What is Interest? Interest is the fee for borrowing money.
The interest rates for Direct Subsidized Loans, Direct Unsubsidized Loans and Direct PLUS Loans are calculated each year for first disbursements on or after July 1 through June 30. The annual interest rate is based on the 10-year T-Bill, plus a statutorily defined “add-on” that varies by your type of loan and whether you are an undergraduate or graduate/professional student.
To better understand the effects of interest on your federal student loan, it is important to know the different types of interest:
A fixed interest rate does not change over the term of a loan. Once your interest rate is set, it will remain the same over the life of your loan.
A variable interest rate can rise and fall over the term of a loan.
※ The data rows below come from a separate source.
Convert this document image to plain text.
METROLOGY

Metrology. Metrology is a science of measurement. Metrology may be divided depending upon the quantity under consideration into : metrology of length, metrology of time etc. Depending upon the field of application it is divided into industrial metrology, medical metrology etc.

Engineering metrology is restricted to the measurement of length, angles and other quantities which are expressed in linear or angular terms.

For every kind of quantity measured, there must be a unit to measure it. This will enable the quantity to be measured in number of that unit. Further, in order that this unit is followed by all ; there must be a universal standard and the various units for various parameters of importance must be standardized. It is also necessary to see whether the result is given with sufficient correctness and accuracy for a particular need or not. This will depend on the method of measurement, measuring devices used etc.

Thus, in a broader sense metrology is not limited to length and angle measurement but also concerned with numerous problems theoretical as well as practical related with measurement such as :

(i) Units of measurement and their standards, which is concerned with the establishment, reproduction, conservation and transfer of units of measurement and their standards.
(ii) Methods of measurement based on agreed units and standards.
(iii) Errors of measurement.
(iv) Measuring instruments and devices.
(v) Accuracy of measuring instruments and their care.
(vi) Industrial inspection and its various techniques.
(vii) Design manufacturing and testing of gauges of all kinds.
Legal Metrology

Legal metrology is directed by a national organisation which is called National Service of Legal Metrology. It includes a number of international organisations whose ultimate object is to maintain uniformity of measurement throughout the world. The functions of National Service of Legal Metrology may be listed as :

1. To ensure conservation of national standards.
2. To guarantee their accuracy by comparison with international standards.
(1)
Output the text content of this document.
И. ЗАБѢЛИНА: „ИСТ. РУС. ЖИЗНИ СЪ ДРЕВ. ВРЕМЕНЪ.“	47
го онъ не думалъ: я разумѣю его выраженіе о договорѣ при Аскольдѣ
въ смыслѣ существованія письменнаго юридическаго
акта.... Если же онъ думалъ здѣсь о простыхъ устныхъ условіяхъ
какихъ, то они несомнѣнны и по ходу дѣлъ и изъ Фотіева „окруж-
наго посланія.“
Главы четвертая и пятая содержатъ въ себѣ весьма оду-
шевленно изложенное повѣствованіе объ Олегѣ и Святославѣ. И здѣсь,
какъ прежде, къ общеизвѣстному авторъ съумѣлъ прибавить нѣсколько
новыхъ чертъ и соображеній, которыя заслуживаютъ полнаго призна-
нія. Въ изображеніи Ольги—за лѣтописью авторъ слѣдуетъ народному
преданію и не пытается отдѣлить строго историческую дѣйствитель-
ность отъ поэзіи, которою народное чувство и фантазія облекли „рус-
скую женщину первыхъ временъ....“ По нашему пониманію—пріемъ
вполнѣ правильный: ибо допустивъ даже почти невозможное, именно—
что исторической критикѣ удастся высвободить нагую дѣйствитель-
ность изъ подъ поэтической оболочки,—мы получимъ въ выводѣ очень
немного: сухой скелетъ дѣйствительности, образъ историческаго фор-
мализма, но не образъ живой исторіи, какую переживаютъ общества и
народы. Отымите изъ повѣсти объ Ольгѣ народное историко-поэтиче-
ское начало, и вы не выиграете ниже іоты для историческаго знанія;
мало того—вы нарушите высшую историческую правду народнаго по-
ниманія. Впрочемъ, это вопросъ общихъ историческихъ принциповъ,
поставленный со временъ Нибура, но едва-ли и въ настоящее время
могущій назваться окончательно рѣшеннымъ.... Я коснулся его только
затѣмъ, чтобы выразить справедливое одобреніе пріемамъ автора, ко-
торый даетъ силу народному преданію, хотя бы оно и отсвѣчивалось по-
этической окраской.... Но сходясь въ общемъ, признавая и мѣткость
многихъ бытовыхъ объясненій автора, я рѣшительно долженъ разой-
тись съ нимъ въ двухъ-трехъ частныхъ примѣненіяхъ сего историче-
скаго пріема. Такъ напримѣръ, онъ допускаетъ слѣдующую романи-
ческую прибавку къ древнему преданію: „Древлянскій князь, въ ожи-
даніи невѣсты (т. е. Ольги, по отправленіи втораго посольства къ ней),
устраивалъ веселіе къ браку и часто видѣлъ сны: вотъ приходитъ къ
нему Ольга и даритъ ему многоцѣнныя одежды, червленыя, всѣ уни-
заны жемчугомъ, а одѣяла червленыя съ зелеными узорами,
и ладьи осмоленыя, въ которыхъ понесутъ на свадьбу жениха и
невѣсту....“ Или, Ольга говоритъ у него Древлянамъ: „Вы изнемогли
Your variable interest rate can fluctuate over the life of your loan on the basis of changes in the market rates of interest.
Accrued interest is the interest that accumulates on your unpaid principal balance each day. To help calculate your daily accrued interest, take your (principle balance) x (interest rate) / 365.
- Capitalized interest is unpaid, accrued interest that is added to the principal balance of your loan. When interest is capitalized, your total debt increases. We encourage you to make interest payments on your federal student loans, even when you are not required. By making interest payments, you can save yourself a considerable amount of money over a standard 10-year repayment period.